Moyens de production localisés dans l’Union européenne

De gauche à droite : lors de la remise du Trophée Santé Achat, Me Mathieu Didier et la délégation du GHT 44 : Stephanie Rochereau, Antoine Wallaert et Elisa Hohl.

« Dans le cas du GHT, les marchés sont reconductibles tous les 4 mois. Si, au bout de ce délai, il y a défaillance ou explosion des prix, il peut remettre en concurrence. De quoi éviter des avenants ou la mise en œuvre des clauses de révision des prix. C’est un outil bien adapté à une situation compliquée. L’imprévision ne permet pas non plus de faire tout et n’importe quoi », poursuit l’avocat dont le cabinet a aidé à mettre au point une boîte à outils, avec une série de trames utilisables lors du lancement des marchés spécifiques : lettre de consultation, courrier de rejet, acte d’engagement….

Dans le but de sécuriser les sources d’approvisionnement, le GHT décide d’actionner l’article L 2112-4 du Code de la commande publique qui impose que les moyens de production soient localisés sur le territoire des Etats membres de l’Union Européenne. « La clause n’a été activée que pour les masques et concerne la conception et la fabrication », insiste Stephanie Rochereau.

Les entreprises jouent le jeu

Mis en ligne en janvier 2021, le SAD, d’une durée de 8 ans, est suivi d’une première salve de marchés spécifiques mono-attributaires par catégorie au printemps.
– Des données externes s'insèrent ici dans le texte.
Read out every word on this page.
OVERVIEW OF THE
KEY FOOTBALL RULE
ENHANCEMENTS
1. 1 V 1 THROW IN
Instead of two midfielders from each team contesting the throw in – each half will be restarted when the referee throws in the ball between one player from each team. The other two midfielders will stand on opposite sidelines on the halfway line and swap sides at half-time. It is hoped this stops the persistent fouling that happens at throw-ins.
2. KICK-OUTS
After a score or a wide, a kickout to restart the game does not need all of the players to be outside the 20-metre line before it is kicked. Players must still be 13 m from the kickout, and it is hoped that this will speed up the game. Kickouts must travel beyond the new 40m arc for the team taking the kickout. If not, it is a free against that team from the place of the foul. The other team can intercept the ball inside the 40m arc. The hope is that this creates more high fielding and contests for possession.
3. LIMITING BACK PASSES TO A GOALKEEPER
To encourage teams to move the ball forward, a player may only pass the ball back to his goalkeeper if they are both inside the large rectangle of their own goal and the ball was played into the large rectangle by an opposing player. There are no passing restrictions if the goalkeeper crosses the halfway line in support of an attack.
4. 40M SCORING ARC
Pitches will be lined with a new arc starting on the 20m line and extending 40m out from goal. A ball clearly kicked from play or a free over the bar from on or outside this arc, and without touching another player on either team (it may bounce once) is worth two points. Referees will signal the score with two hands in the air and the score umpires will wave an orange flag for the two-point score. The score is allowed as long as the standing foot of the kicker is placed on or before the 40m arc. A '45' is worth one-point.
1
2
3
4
C’est une bonne pioche. Côté juridique, rien à signaler, ni problème majeur, ni contentieux. Côté concurrence, le panel soumissionnaires a bénéficié d’un coup de jeune. Une quarantaine de candidatures rien que pour les masques.

Grâce à une communication ad hoc, les entreprises ont très bien réagi à la nouvelle règle du jeu. « Nous réexpliquons à chaque fois comment fonctionne le SAD. Les fournisseurs lui font bon accueil. Ils n’ont plus besoin de faire de veille des journaux d’annonces légales puisque c’est la plateforme qui les alerte du lancement du marché spécifique », détaille Stephanie Rochereau. « Le SAD ne nous bloque pas comme avec un accord-cadre multi-attributaire avec des situations obsolètes entre la 1e et la 4e année. Ici le panel fournisseurs est mis à jour en temps réel, aussi bien en termes de qualité que de quantités », complète Élisa Hohl.
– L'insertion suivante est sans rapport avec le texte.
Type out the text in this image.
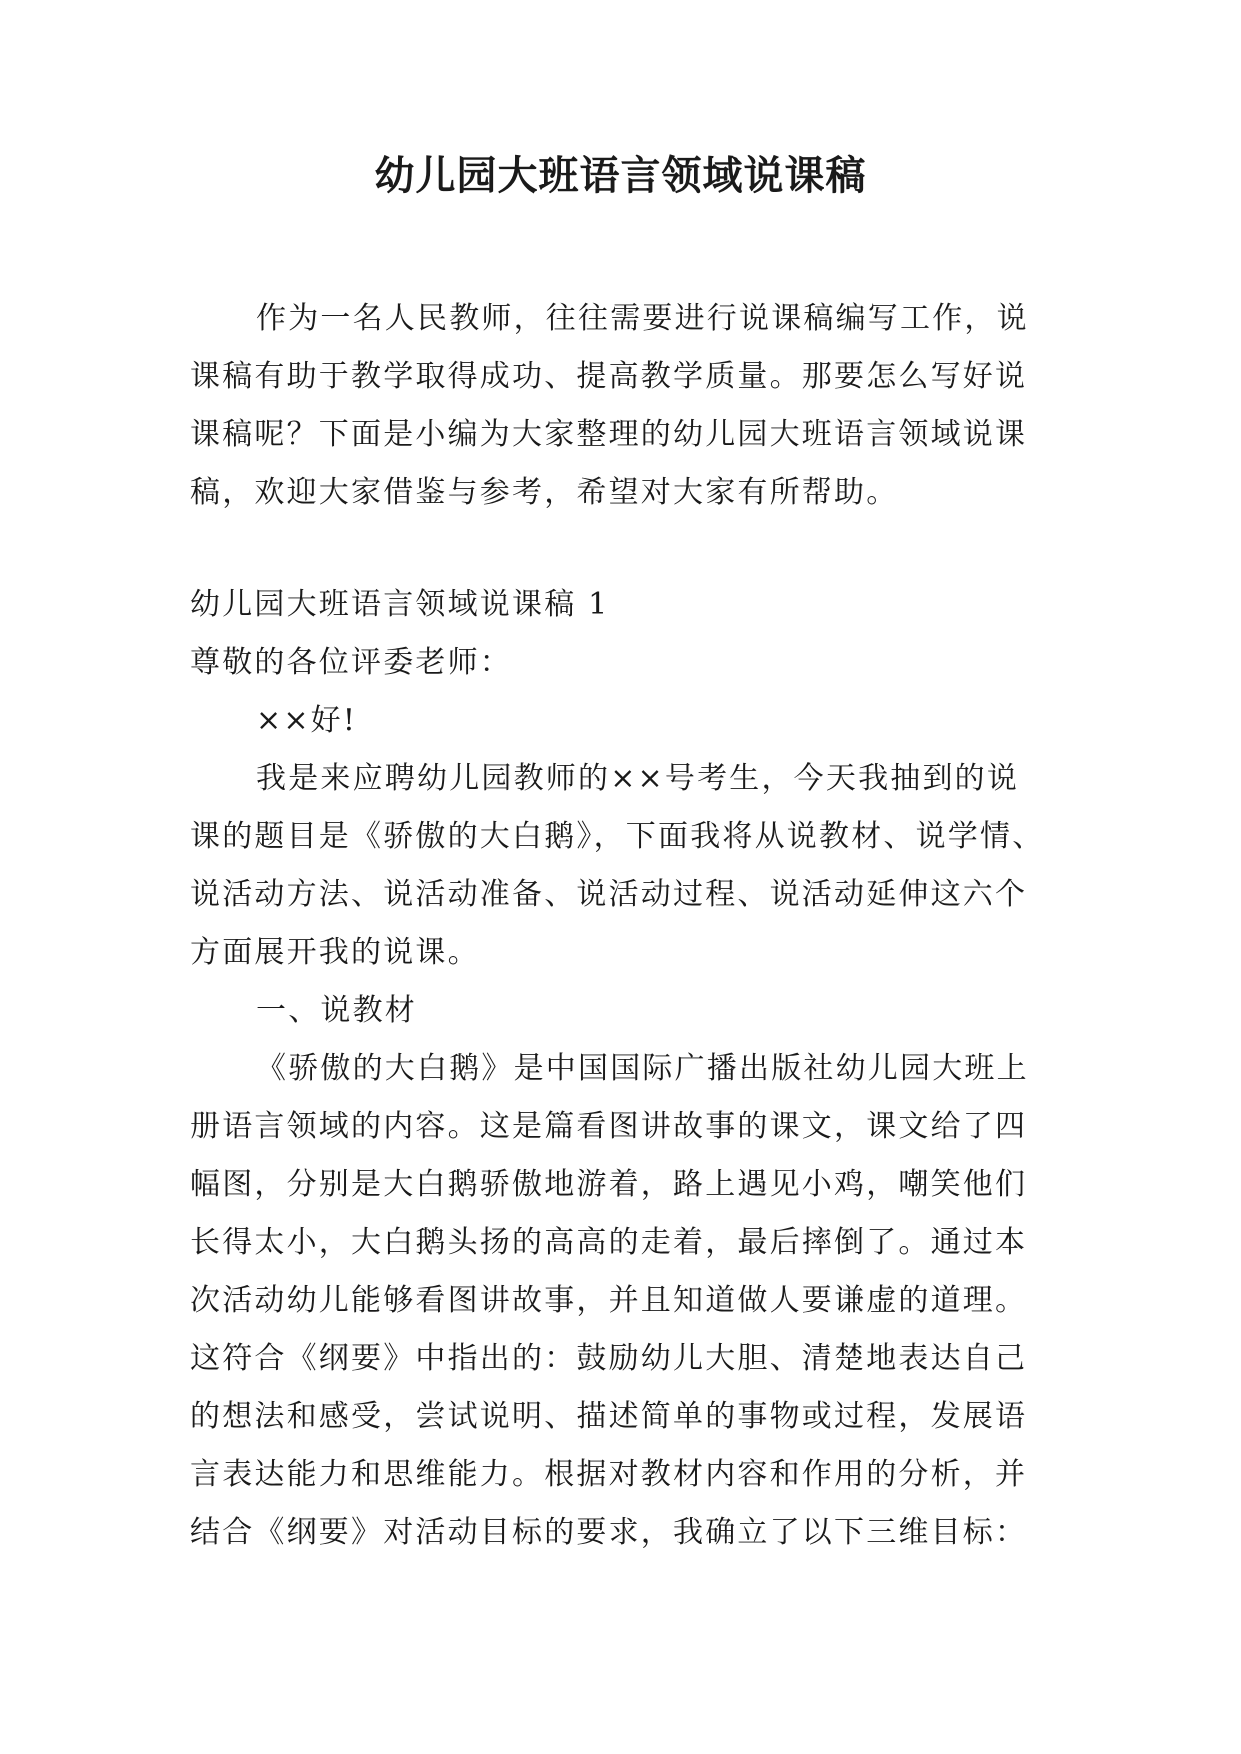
幼儿园大班语言领域说课稿

作为一名人民教师，往往需要进行说课稿编写工作，说课稿有助于教学取得成功、提高教学质量。那要怎么写好说课稿呢？下面是小编为大家整理的幼儿园大班语言领域说课稿，欢迎大家借鉴与参考，希望对大家有所帮助。

幼儿园大班语言领域说课稿 1

尊敬的各位评委老师：

××好!

我是来应聘幼儿园教师的××号考生，今天我抽到的说课的题目是《骄傲的大白鹅》，下面我将从说教材、说学情、说活动方法、说活动准备、说活动过程、说活动延伸这六个方面展开我的说课。

一、说教材

《骄傲的大白鹅》是中国国际广播出版社幼儿园大班上册语言领域的内容。这是篇看图讲故事的课文，课文给了四幅图，分别是大白鹅骄傲地游着，路上遇见小鸡，嘲笑他们长得太小，大白鹅头扬的高高的走着，最后摔倒了。通过本次活动幼儿能够看图讲故事，并且知道做人要谦虚的道理。这符合《纲要》中指出的：鼓励幼儿大胆、清楚地表达自己的想法和感受，尝试说明、描述简单的事物或过程，发展语言表达能力和思维能力。根据对教材内容和作用的分析，并结合《纲要》对活动目标的要求，我确立了以下三维目标：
500 000 euros de gains pour le groupement régional

La concurrence entretenue a fourni des résultats. Après une première baisse en juin 2021, le GHT a bénéficié encore de prix moindres sur certains produits en octobre. Au total, les gains annuels, calculés à partir des derniers prix d’achat connus, se montent à 500 000 € pour le groupement régional. Une nouvelle vague de marchés spécifiques est prévue en février, dans quatre catégories.
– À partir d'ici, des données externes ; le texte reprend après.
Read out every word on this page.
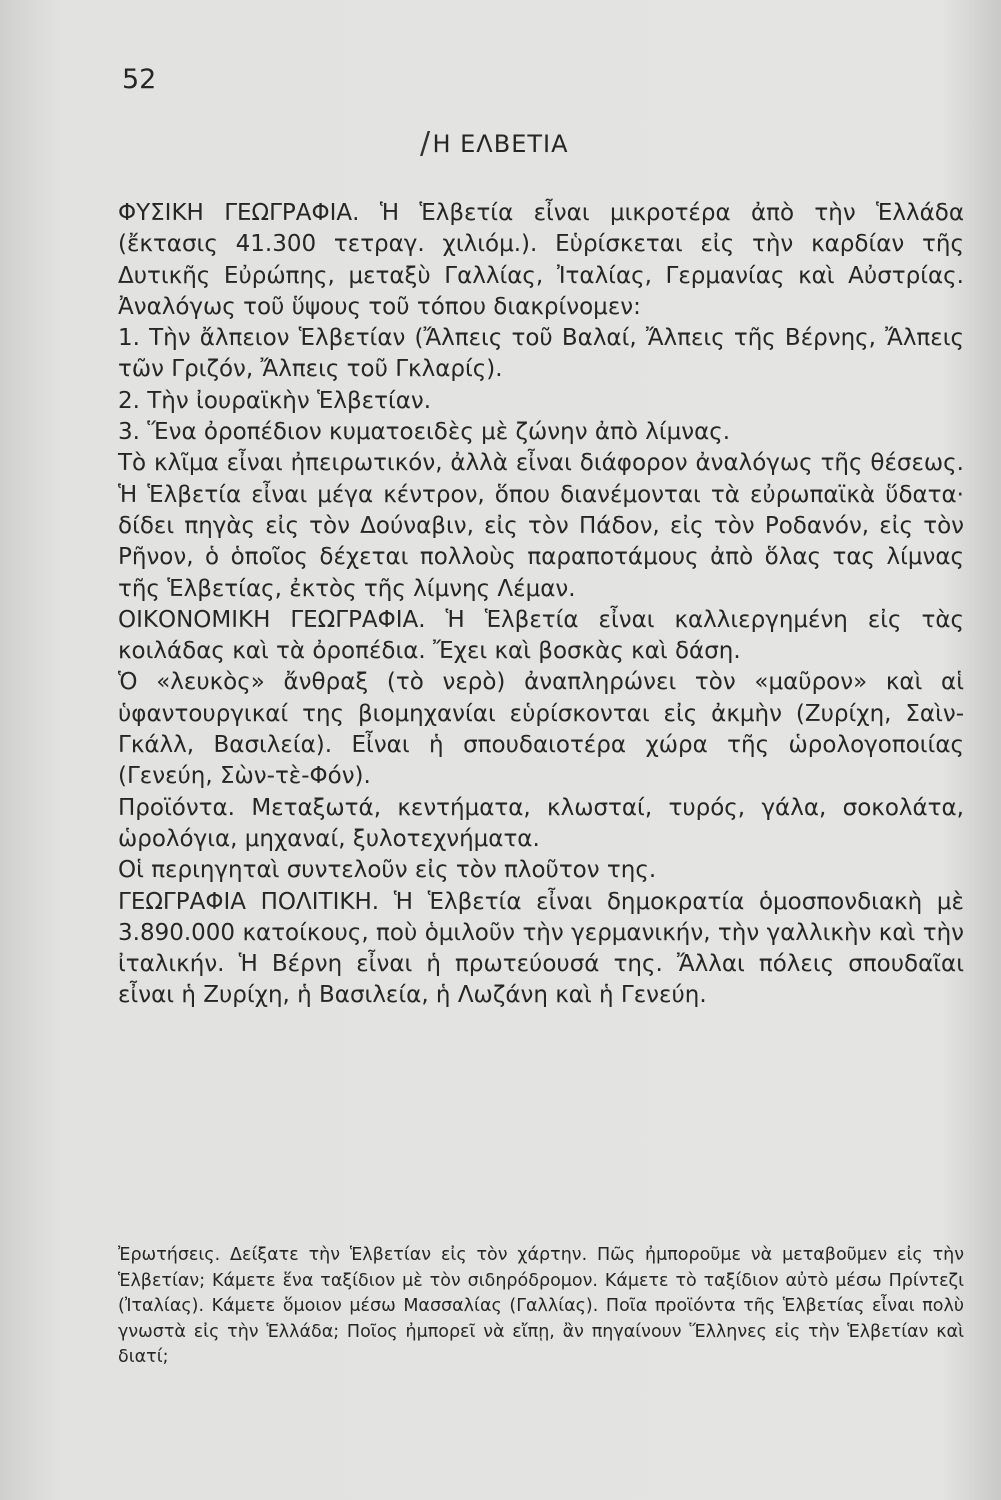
52
/ Η ΕΛΒΕΤΙΑ

ΦΥΣΙΚΗ ΓΕΩΓΡΑΦΙΑ. Ἡ Ἑλβετία εἶναι μικροτέρα ἀπὸ τὴν Ἑλλάδα (ἔκτασις 41.300 τετραγ. χιλιόμ.). Εὑρίσκεται εἰς τὴν καρδίαν τῆς Δυτικῆς Εὐρώπης, μεταξὺ Γαλλίας, Ἰταλίας, Γερμανίας καὶ Αὐστρίας. Ἀναλόγως τοῦ ὕψους τοῦ τόπου διακρίνομεν:

1. Τὴν ἄλπειον Ἑλβετίαν (Ἄλπεις τοῦ Βαλαί, Ἄλπεις τῆς Βέρνης, Ἄλπεις τῶν Γριζόν, Ἄλπεις τοῦ Γκλαρίς).

2. Τὴν ἰουραϊκὴν Ἑλβετίαν.

3. Ἕνα ὀροπέδιον κυματοειδὲς μὲ ζώνην ἀπὸ λίμνας.

Τὸ κλῖμα εἶναι ἠπειρωτικόν, ἀλλὰ εἶναι διάφορον ἀναλόγως τῆς θέσεως. Ἡ Ἑλβετία εἶναι μέγα κέντρον, ὅπου διανέμονται τὰ εὐρωπαϊκὰ ὕδατα· δίδει πηγὰς εἰς τὸν Δούναβιν, εἰς τὸν Πάδον, εἰς τὸν Ροδανόν, εἰς τὸν Ρῆνον, ὁ ὁποῖος δέχεται πολλοὺς παραποτάμους ἀπὸ ὅλας τας λίμνας τῆς Ἑλβετίας, ἐκτὸς τῆς λίμνης Λέμαν.

ΟΙΚΟΝΟΜΙΚΗ ΓΕΩΓΡΑΦΙΑ. Ἡ Ἑλβετία εἶναι καλλιεργημένη εἰς τὰς κοιλάδας καὶ τὰ ὀροπέδια. Ἔχει καὶ βοσκὰς καὶ δάση.

Ὁ «λευκὸς» ἄνθραξ (τὸ νερὸ) ἀναπληρώνει τὸν «μαῦρον» καὶ αἱ ὑφαντουργικαί της βιομηχανίαι εὑρίσκονται εἰς ἀκμὴν (Ζυρίχη, Σαὶν-Γκάλλ, Βασιλεία). Εἶναι ἡ σπουδαιοτέρα χώρα τῆς ὡρολογοποιίας (Γενεύη, Σὼν-τὲ-Φόν).

Προϊόντα. Μεταξωτά, κεντήματα, κλωσταί, τυρός, γάλα, σοκολάτα, ὡρολόγια, μηχαναί, ξυλοτεχνήματα.

Οἱ περιηγηταὶ συντελοῦν εἰς τὸν πλοῦτον της.

ΓΕΩΓΡΑΦΙΑ ΠΟΛΙΤΙΚΗ. Ἡ Ἑλβετία εἶναι δημοκρατία ὁμοσπονδιακὴ μὲ 3.890.000 κατοίκους, ποὺ ὁμιλοῦν τὴν γερμανικήν, τὴν γαλλικὴν καὶ τὴν ἰταλικήν. Ἡ Βέρνη εἶναι ἡ πρωτεύουσά της. Ἄλλαι πόλεις σπουδαῖαι εἶναι ἡ Ζυρίχη, ἡ Βασιλεία, ἡ Λωζάνη καὶ ἡ Γενεύη.

Ἐρωτήσεις. Δείξατε τὴν Ἑλβετίαν εἰς τὸν χάρτην. Πῶς ἠμποροῦμε νὰ μεταβοῦμεν εἰς τὴν Ἑλβετίαν; Κάμετε ἕνα ταξίδιον μὲ τὸν σιδηρόδρομον. Κάμετε τὸ ταξίδιον αὐτὸ μέσω Πρίντεζι (Ἰταλίας). Κάμετε ὅμοιον μέσω Μασσαλίας (Γαλλίας). Ποῖα προϊόντα τῆς Ἑλβετίας εἶναι πολὺ γνωστὰ εἰς τὴν Ἑλλάδα; Ποῖος ἠμπορεῖ νὰ εἴπῃ, ἂν πηγαίνουν Ἕλληνες εἰς τὴν Ἑλβετίαν καὶ διατί;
Le bilan concluant devrait donner envie de capitaliser cette expérience et de lancer des SAD dans d’autres domaines. « On pourrait l’étudier pour notre groupement régional de produits d’entretien. C’est typiquement le genre de marchés où il y a toujours des évolutions », songe Stephanie Rochereau.  Ses collègues acheteurs, Caroline Deniaud et Freddy Chevrier, envisagent à leur tour d’utiliser cette procédure dans le domaine alimentaire pour la souplesse qu’elle propose en termes de produits.